As the saying goes, I misread the room. My words were less comforting than tone-deaf, and more and more, it seemed that my writing was merely a reflection of my own all-encompassing trauma rather than genuinely helpful insight. Horrified by conflict and animus, and shaken by the exasperation of friends who told me they needed me to stand up and fight rather than speak of good-humored tolerance to all, I retreated into personal narrative. I couldn’t pretend to hold views I didn’t hold, and I couldn’t bear that my real views were seen as so… pathetically unsuited to the moment. I could not and would not fight. I would not and could not let anger go anywhere but inward.
So I turned to navel-gazing and story-telling, but at least, no one could tell me I was wrong about my memories. Inward I went, on Facebook and Substack, and soon even I grew tired of my own self-involvement. Folks started unsubscribing, and rightly so.
There’s an old saying, attributed (depending on who you’re talking to) to Chassidic rabbis or Buddhist monks: “He who sees and does not act has not yet truly seen.”
Well, I see, and I’m clearly not acting, so I suppose I haven’t really seen, and who needs to read yet another long and rambling tale about why my WASPy upbringing and my mental illness conspire to make me a charming raconteur on my best days, but a hopeless and unreliable ally in the battle that everyone says must be waged?
So, I work. I like working. No, I love working. I punch in to my shifts at the store as early as they’ll let me, take the shortest breaks I can, leave as late as permitted. I ask for longer routes to drive for Rinse — the laundry delivery service that occupies three to four nights a week. Some of this is about making money; every minute adds up, every additional stop means extra mileage and the potential for another tip.
Most of it is about making myself useful. When I can bring home groceries for my lovely wife, when I can make sure my daughter has braces and birthday presents, when I can take my son to a basketball game? I feel valuable. My words aren’t useful, but my hands are — my hands make money, even if it’s barely above minimum wage. My back is strong; my stamina is excellent for my age, and I’ve grown pretty deft with a box-cutter, and with the slinging of 70-pound bags of wet towels.
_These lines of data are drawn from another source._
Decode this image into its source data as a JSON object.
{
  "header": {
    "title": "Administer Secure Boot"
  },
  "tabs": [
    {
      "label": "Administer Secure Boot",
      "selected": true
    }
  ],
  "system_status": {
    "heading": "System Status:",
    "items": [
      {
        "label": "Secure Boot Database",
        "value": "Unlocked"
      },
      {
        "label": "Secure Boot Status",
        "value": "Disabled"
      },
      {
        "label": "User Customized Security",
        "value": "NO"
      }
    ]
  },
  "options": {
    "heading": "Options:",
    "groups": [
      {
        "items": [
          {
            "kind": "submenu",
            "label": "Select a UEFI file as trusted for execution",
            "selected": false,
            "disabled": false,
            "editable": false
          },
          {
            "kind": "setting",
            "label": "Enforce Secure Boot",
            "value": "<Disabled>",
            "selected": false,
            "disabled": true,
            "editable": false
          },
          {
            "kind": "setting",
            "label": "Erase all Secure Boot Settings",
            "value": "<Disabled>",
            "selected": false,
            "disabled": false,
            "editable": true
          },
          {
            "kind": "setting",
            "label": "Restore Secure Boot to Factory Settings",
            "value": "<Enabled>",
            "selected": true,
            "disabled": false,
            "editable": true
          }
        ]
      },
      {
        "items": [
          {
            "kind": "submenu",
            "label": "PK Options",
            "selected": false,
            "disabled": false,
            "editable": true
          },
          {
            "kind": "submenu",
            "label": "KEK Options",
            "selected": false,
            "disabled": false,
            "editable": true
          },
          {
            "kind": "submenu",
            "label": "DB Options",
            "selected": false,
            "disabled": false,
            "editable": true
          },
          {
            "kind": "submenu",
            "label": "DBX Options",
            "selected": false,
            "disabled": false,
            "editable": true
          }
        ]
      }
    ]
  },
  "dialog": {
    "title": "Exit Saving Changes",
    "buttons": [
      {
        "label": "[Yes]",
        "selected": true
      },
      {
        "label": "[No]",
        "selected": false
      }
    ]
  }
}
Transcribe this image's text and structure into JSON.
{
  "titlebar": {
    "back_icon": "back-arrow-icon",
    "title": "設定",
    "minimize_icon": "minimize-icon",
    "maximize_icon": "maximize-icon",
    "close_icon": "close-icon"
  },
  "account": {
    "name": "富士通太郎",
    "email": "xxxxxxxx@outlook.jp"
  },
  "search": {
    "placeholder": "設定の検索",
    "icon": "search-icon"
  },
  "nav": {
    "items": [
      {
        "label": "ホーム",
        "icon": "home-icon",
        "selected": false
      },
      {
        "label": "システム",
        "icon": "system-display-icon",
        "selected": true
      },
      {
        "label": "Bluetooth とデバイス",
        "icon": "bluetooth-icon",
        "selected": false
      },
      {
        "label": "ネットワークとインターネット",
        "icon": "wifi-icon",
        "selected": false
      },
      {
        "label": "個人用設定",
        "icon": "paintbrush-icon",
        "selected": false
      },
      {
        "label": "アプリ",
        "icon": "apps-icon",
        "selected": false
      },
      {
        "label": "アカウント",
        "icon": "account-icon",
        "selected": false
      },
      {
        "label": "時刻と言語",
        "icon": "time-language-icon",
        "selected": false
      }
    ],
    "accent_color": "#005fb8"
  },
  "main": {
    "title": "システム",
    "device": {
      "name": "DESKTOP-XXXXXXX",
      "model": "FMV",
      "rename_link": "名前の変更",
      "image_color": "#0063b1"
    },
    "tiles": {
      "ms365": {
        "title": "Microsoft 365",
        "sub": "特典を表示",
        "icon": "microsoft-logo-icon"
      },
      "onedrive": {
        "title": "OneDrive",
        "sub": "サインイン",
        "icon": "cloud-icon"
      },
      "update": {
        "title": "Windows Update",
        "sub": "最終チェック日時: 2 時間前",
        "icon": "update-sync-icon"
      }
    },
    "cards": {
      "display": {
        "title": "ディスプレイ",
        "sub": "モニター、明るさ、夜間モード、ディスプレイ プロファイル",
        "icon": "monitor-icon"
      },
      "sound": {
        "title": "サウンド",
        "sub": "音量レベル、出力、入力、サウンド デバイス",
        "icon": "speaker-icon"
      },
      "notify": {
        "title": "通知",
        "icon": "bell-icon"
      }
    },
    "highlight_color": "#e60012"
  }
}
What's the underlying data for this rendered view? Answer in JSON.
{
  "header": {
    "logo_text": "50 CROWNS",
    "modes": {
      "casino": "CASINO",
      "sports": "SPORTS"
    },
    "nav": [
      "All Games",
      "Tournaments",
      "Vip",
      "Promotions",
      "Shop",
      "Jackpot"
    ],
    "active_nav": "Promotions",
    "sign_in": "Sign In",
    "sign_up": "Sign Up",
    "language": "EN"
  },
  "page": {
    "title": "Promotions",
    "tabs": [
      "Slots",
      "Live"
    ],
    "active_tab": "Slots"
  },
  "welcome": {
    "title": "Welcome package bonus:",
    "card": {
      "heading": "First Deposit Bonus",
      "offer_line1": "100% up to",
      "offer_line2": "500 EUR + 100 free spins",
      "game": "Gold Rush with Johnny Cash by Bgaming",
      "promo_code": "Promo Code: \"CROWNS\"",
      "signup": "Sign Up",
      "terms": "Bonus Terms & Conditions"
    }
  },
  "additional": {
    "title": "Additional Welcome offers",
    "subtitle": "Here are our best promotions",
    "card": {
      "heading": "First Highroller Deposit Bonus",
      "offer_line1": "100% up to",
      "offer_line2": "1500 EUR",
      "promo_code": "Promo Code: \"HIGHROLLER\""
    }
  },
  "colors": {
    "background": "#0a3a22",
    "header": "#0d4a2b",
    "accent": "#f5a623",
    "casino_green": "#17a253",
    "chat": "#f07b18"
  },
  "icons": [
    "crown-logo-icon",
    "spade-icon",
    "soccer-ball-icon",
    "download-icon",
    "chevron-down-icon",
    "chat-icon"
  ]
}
A little of it is about expiating guilt. Until the world decides I am ready to be restored — and it will never decide that — I will push myself as hard as I can. Sweat doesn’t pay the debt, but it services the interest.
My favorite days are the ones that start at 4AM and end at midnight. The high from exhaustion is a near facsimile to the high I got from teaching.
I have done so much therapy and so much men’s work — I HAVE GONE ON DRUMMING RETREATS IN THE MOUNTAINS — all designed to help me find value in who I am, and not merely in what I do. “You are not a human doing,” my old teacher said; “you are a human being. You will never find peace until you accept yourself as you are.” I smiled and told him that I had given up on peace, but I accepted his analysis. Peace isn’t my story, and all the meds and CBT and DBT and EMDR and hypnosis and psychedelics and men’s work cannot make it otherwise.
That last paragraph reads like self-destructive bullshit. Perhaps it is. What I do know is this: this is not a season to be a writer under my own name. My most deeply-held convictions do not mesh with those of my loved ones, and to speak them aloud causes a division I cannot bear. My involvement with my own past is obsessive and unhelpful to those who need me.
I remain available as a ghostwriter, telling other people’s stories, writing in other people’s voices. That I can bear. (And if you have a project with which I can help, drop me a note!)
I will leave this Substack up, but I do not imagine I will return to it or its like. Thank you so much for your support over the years.
I love my wife, I love my children, I love my mother, my siblings, my family, my friends, and my co-workers. I love the ranch. I know I can serve them each best in dignified, devoted, penitent silence.